“The action is the challenging part, because there’s so many things you want to try and cover and so many things that are presented, and ideas,” Pierce said. “But the word we’re throwing out is ‘sustainable.’ What’s going to be sustainable, what’s going to have a lasting impact?”
» COMPLETE COVERAGE: Atlanta protests
Monday morning, the NBCA released a statement on Floyd’s death. The statement was signed by all 30 current NBA head coaches and three former ones, and more than 100 assistant coaches. It begins with heartfelt condolences and prayers for Floyd’s family and continues: “As NBA coaches — both head and assistant coaches — we lead groups of men, most of whom are African American, and we see, hear and share their feelings of disgust, frustration, helplessness and anger,” the statement read. “The events of the past few weeks — police brutality, racial profiling and the weaponization of racism are shameful, inhumane and intolerable.
“As a diverse group of leaders, we have a responsibility to stand up and speak out for those who don’t have a voice — and to stand up and speak out for those who don’t feel it is safe to do so. Witnessing the murder of George Floyd in cold blood and in broad daylight has traumatized our nation, but the reality is that African Americans are targeted and victimized on a daily basis. As NBA coaches, we cannot treat this as an isolated incident of outrage.
“We are committed to working in our NBA cities with local leaders, officials and law enforcement agencies to create positive change in our communities. We have the power and platform to affect change, and we will use it.”
According to ESPN, Pierce is joined by Spurs coach Gregg Popovich, Warriors coach Steve Kerr, Cavaliers coach JB Bickerstaff, Jazz coach Quin Snyder, former Knicks and Grizzlies coach David Fizdale and former Pistons, Magic and Heat coach Stan Van Gundy.
The committee has discussed “a ton” of ideas, Pierce said, but they’re still in the early stages of brainstorming.
“I don’t know what is going to be attainable, I don’t know what’s going to be practical, whether it’s the NAACP or getting the Innocence Project involved, or getting some politicians that have been working on policy change involved,” Pierce said. “The word ‘sustainable’ is so important for us because it isn’t just a conversation we need to keep having, we do need to get into action. How do we better engage law enforcement?”

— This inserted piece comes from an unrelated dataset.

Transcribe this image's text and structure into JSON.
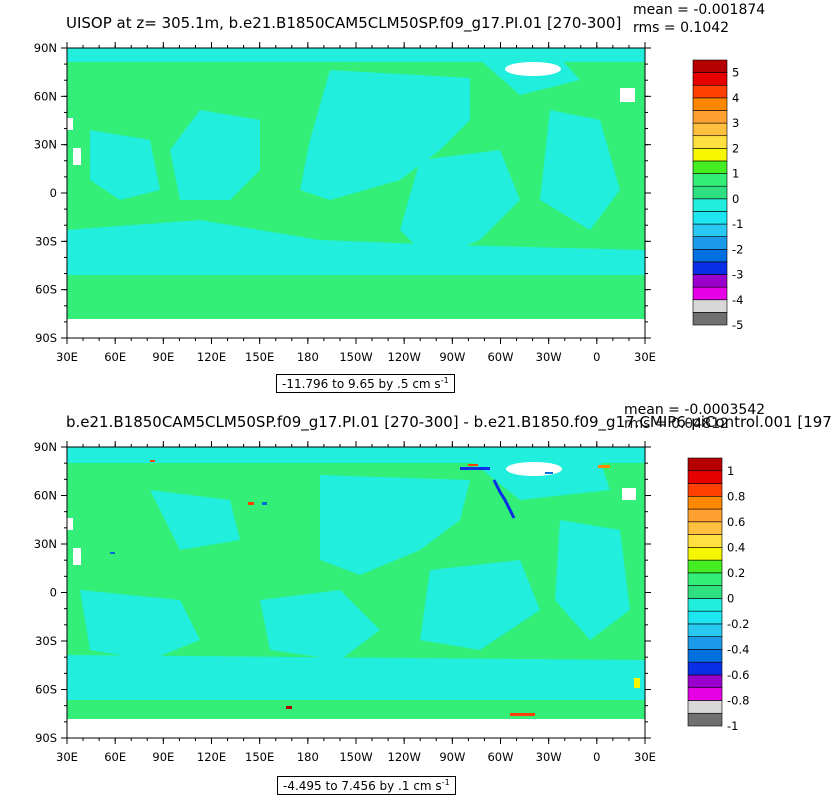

Having conversations and NBA coaches show unity is one of the first small steps, Pierce added, but a more concrete plan is to come. It’s about what change can occur even after protests around the nation, including in Atlanta, come to a stop.
“It’s tough, because I don’t know the answers to the systemic change that we need and we’re all striving for,” Pierce said. “I do know it’s going to require appropriate education, it’s going to require more work than we’re seeing with the protesting by the individuals. I think the emotional side is now. The effort and the work ethic and everything that’s required to actually impact and create change is, what’s going to happen when the protest goes away? That’s education, as a young person. This isn’t taught in school. Systemic racism isn’t taught in school. There’s no class on this.”